Traditionally, names of complaining witnesses in sexual assault cases are not used in open court. But Mackey blurted out the accuser's name six times Thursday. She apologized each time. Experts were divided about whether Mackey did so on purpose. They agreed, however, that doing so also advanced another defense objective --sharply limiting the possibility that a trial will be televised, for fear the woman's name would be used, even accidentally, on camera.

Norman Early, a former Denver district attorney, said outside the courthouse afterward that he was appalled.

"Once may be a mistake. Twice may be a mistake. Six times is no mistake," Early said. "And to follow those six times up with the kind of question she asked about this woman having sex with three different people on three different days, knowing she's not going to be able to prove that at trial, that's nothing but ... contemptible, despicable and sleazy."

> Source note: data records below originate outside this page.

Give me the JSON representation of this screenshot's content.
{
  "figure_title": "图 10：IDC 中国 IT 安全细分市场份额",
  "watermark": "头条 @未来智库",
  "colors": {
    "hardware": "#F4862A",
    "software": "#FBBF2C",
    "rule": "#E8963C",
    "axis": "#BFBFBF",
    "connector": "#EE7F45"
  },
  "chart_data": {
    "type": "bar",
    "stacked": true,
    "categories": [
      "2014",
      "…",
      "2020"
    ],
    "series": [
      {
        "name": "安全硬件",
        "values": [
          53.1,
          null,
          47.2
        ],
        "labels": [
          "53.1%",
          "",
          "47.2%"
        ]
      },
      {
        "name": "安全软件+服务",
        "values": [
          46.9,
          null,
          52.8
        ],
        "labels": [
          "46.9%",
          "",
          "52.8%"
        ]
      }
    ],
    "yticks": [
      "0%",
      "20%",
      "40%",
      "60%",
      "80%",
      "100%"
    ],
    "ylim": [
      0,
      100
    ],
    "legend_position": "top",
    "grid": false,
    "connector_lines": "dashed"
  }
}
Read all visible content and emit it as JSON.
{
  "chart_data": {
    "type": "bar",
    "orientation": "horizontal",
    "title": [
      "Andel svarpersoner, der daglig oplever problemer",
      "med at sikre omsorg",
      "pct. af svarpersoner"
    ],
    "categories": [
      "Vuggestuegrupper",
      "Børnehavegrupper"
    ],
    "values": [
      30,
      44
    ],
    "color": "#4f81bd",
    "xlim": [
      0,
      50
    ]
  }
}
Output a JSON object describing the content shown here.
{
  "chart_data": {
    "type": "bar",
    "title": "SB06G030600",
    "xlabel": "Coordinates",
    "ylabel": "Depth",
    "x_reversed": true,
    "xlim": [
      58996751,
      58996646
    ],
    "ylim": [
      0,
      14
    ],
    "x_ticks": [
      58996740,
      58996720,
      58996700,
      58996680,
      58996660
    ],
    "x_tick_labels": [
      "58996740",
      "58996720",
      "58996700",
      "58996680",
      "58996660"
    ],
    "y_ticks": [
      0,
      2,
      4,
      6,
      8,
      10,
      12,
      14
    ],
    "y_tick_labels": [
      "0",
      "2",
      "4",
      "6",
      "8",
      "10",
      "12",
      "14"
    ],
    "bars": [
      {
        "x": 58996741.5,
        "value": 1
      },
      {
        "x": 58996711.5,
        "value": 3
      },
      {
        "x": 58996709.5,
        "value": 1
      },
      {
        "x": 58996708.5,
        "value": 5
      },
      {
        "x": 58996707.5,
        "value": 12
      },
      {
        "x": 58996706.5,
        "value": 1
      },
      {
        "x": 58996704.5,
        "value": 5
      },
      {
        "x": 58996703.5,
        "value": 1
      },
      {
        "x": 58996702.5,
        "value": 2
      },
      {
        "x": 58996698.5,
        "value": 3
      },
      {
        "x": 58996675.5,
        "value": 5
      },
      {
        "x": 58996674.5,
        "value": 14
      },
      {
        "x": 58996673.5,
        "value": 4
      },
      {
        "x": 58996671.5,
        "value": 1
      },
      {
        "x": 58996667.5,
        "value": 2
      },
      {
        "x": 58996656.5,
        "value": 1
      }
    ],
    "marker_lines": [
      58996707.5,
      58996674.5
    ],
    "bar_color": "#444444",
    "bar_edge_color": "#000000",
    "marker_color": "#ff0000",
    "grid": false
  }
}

Others, however, said Mackey was shrewd and sophisticated and must have had sound basis for asking the question.

Silverman said, "Note how artfully the question was put. She didn't say it, was this consistent with [the accuser].... She simply asked if the injury was consistent with 'a person' having sex with three men over three days."

Mark J. Werksman, a former federal prosecutor and current criminal defense attorney in Los Angeles, who has been involved in numerous high-profile cases, said in a telephone interview, "The defense is simply trying to inject their [case] onto the record in an otherwise very restrictive environment."

Because a preliminary hearing is so restrictive -- the law says that all inferences favor the prosecution and that hearsay evidence, generally inadmissible, is loosely allowed -- conventional wisdom had it that Bryant and his defense team would waive the hearing and go straight to trial court.

From a prosecution standpoint, a preliminary hearing generally offers a large upside. As Marcia Clark, lead prosecutor in the O.J. Simpson criminal trial who is here as a TV reporter, said, it is "to show people I have a powerful case."